If you guessed that all three are related to the financial crisis, congratulations. In fact, the three settlements are the largest to date in securities class action litigation sparked by the mortgage meltdown. But they have something else in common: The deals were all reached in cases brought by Bernstein Litowitz Berger & Grossmann, and together they’ve helped the firm surpass a whopping $5 billion in recoveries related to the subprime mess. By our count, that’s a good measure beyond any other securities class action plaintiffs firm.
The proposed Citigroup settlement, outlined in a brief filed by Bernstein Litowitz on Monday, resolves claims that Citi misled purchasers of bonds and preferred stock about its exposure to mortgage-backed assets and its loss reserves. Bernstein Litowitz served as lead counsel for investors in 48 offerings issued between 2006 and 2008, which had a combined value of $71 billion. Two other plaintiffs firms–Kessler Topaz Meltzer & Check and Pomerantz Grossman Hufford Dahlstrom & Gross–also represent the plaintiffs. Paul, Weiss, Rifkind, Wharton & Garrison represents Citi.
We last reported on the case in 2010, when the plaintiffs survived a motion to dismiss.

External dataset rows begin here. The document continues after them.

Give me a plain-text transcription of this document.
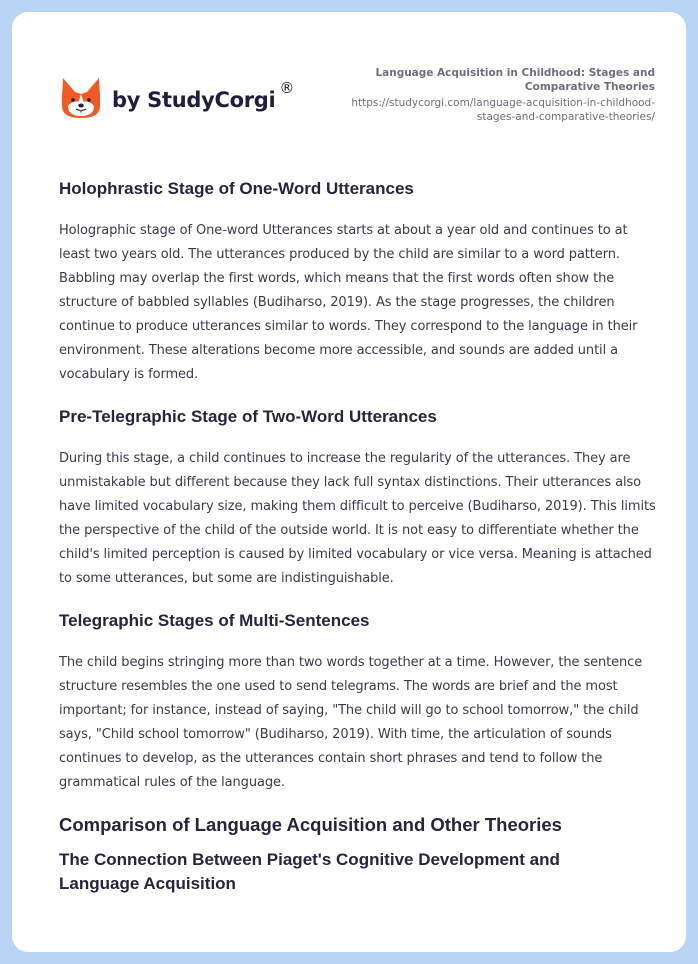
by StudyCorgi ®
Language Acquisition in Childhood: Stages and Comparative Theories
https://studycorgi.com/language-acquisition-in-childhood-stages-and-comparative-theories/
Holophrastic Stage of One-Word Utterances

Holographic stage of One-word Utterances starts at about a year old and continues to at least two years old. The utterances produced by the child are similar to a word pattern. Babbling may overlap the first words, which means that the first words often show the structure of babbled syllables (Budiharso, 2019). As the stage progresses, the children continue to produce utterances similar to words. They correspond to the language in their environment. These alterations become more accessible, and sounds are added until a vocabulary is formed.

Pre-Telegraphic Stage of Two-Word Utterances

During this stage, a child continues to increase the regularity of the utterances. They are unmistakable but different because they lack full syntax distinctions. Their utterances also have limited vocabulary size, making them difficult to perceive (Budiharso, 2019). This limits the perspective of the child of the outside world. It is not easy to differentiate whether the child's limited perception is caused by limited vocabulary or vice versa. Meaning is attached to some utterances, but some are indistinguishable.

Telegraphic Stages of Multi-Sentences

The child begins stringing more than two words together at a time. However, the sentence structure resembles the one used to send telegrams. The words are brief and the most important; for instance, instead of saying, "The child will go to school tomorrow," the child says, "Child school tomorrow" (Budiharso, 2019). With time, the articulation of sounds continues to develop, as the utterances contain short phrases and tend to follow the grammatical rules of the language.

Comparison of Language Acquisition and Other Theories
The Connection Between Piaget's Cognitive Development and Language Acquisition
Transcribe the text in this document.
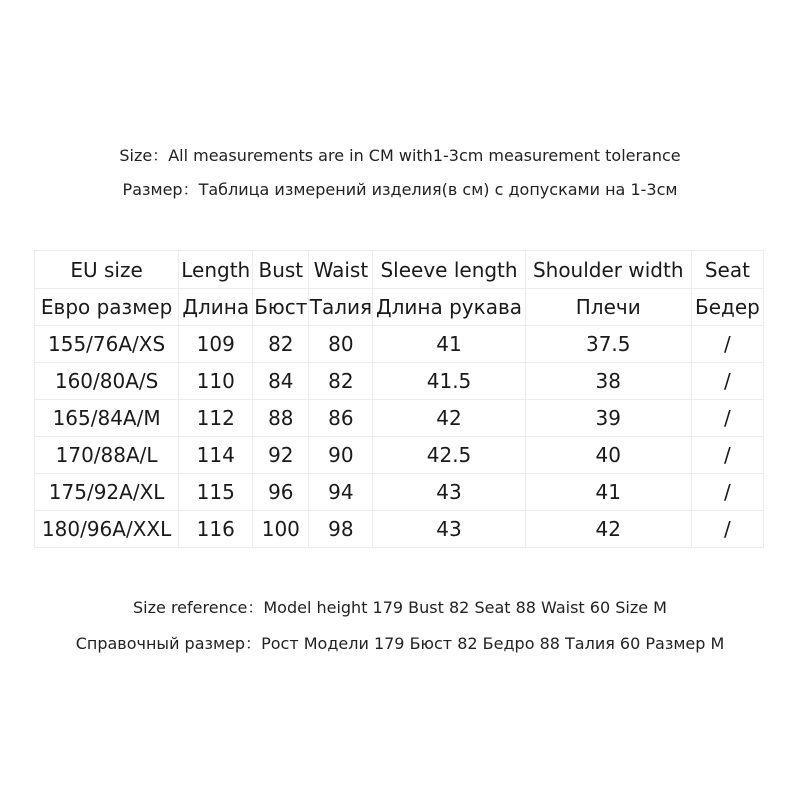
Size：All measurements are in CM with1-3cm measurement tolerance
Размер：Таблица измерений изделия(в см) с допусками на 1-3см
EU size	Length	Bust	Waist	Sleeve length	Shoulder width	Seat
Евро размер	Длина	Бюст	Талия	Длина рукава	Плечи	Бедер
155/76A/XS	109	82	80	41	37.5	/
160/80A/S	110	84	82	41.5	38	/
165/84A/M	112	88	86	42	39	/
170/88A/L	114	92	90	42.5	40	/
175/92A/XL	115	96	94	43	41	/
180/96A/XXL	116	100	98	43	42	/
Size reference：Model height 179 Bust 82 Seat 88 Waist 60 Size M
Справочный размер：Рост Модели 179 Бюст 82 Бедро 88 Талия 60 Размер M
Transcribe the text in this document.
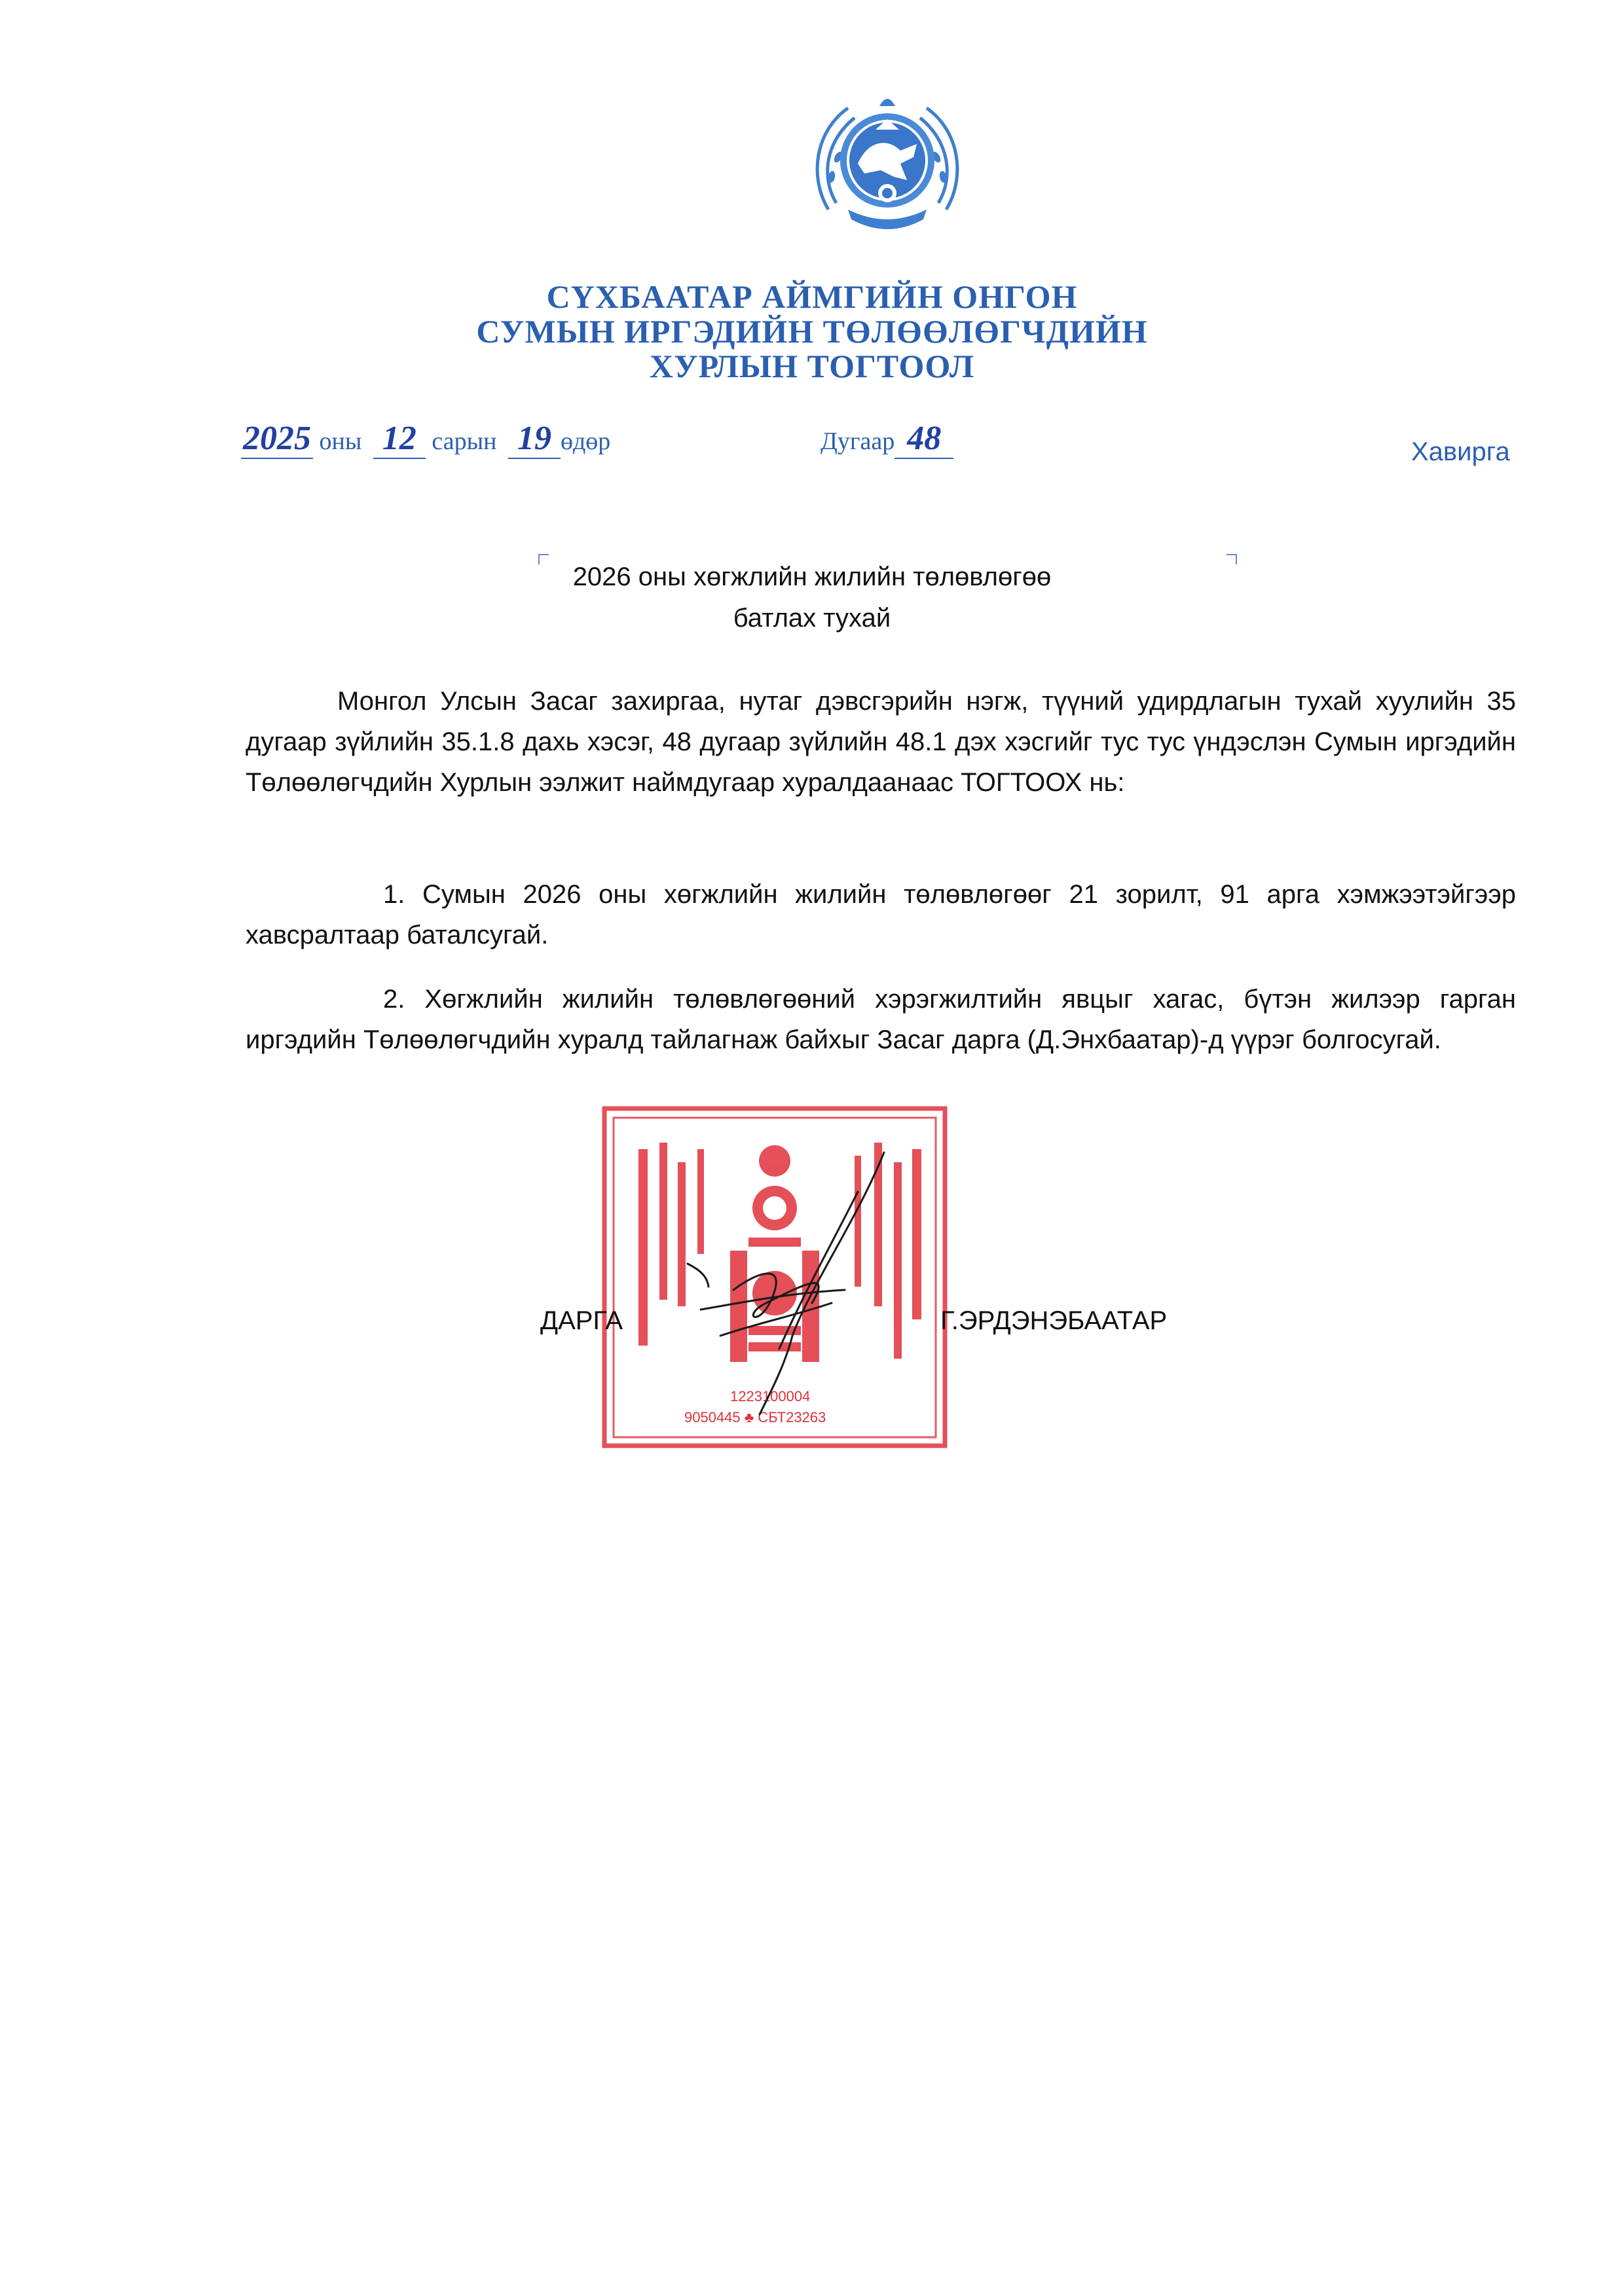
СҮХБААТАР АЙМГИЙН ОНГОН
СУМЫН ИРГЭДИЙН ТӨЛӨӨЛӨГЧДИЙН
ХУРЛЫН ТОГТООЛ
2025 оны 12 сарын 19 өдөр	Дугаар 48	Хавирга
2026 оны хөгжлийн жилийн төлөвлөгөө
батлах тухай
Монгол Улсын Засаг захиргаа, нутаг дэвсгэрийн нэгж, түүний удирдлагын тухай хуулийн 35 дугаар зүйлийн 35.1.8 дахь хэсэг, 48 дугаар зүйлийн 48.1 дэх хэсгийг тус тус үндэслэн Сумын иргэдийн Төлөөлөгчдийн Хурлын ээлжит наймдугаар хуралдаанаас ТОГТООХ нь:
1. Сумын 2026 оны хөгжлийн жилийн төлөвлөгөөг 21 зорилт, 91 арга хэмжээтэйгээр хавсралтаар баталсугай.
2. Хөгжлийн жилийн төлөвлөгөөний хэрэгжилтийн явцыг хагас, бүтэн жилээр гарган иргэдийн Төлөөлөгчдийн хуралд тайлагнаж байхыг Засаг дарга (Д.Энхбаатар)-д үүрэг болгосугай.
1223100004
9050445 ♣ СБТ23263
ДАРГА	Г.ЭРДЭНЭБААТАР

If approved by U.S. District Judge Sidney Stein in Manhattan, the settlement would rank as the second largest in a securities class action growing out of the financial crisis. The largest remains BofA’s $2.43 billion deal over its Merrill Lynch acquisition last year, followed by the $627 million Wachovia settlement in 2011.
Bernstein Litowitz worked on all three settlements (with co-counsel), as well as on 16 others related to the financial crisis. According to data compiled by the firm, the 19 crisis-era settlements have a combined value of almost $5.5 billion. In comparison, Labaton Sucharow, which ranks close to Bernstein Litowitz in surveys of top securities plaintiffs firms by Cornerstone Research and ISS, boasts $1.7 billion in financial crisis-related recoveries. Robbins Geller Rudman & Dowd, which leads the pack in securities class action settlement volume, couldn’t immediately provide a tally of crisis-era settlements for the firm.
Mega-settlements like the latest Citi deal have become more critical to the securities plaintiffs bar than ever before. According to a Cornerstone Research report released on Wednesday, settlements in excess of $100 million accounted for nearly 75 percent of all settlement dollars in securities class actions in 2012. Cornerstone determined that the average settlement amount in a securities class action in 2012 was $54.7 million, compared to $21.6 million in 2011. The number of court-approved settlements plummeted to a 14-year low, however.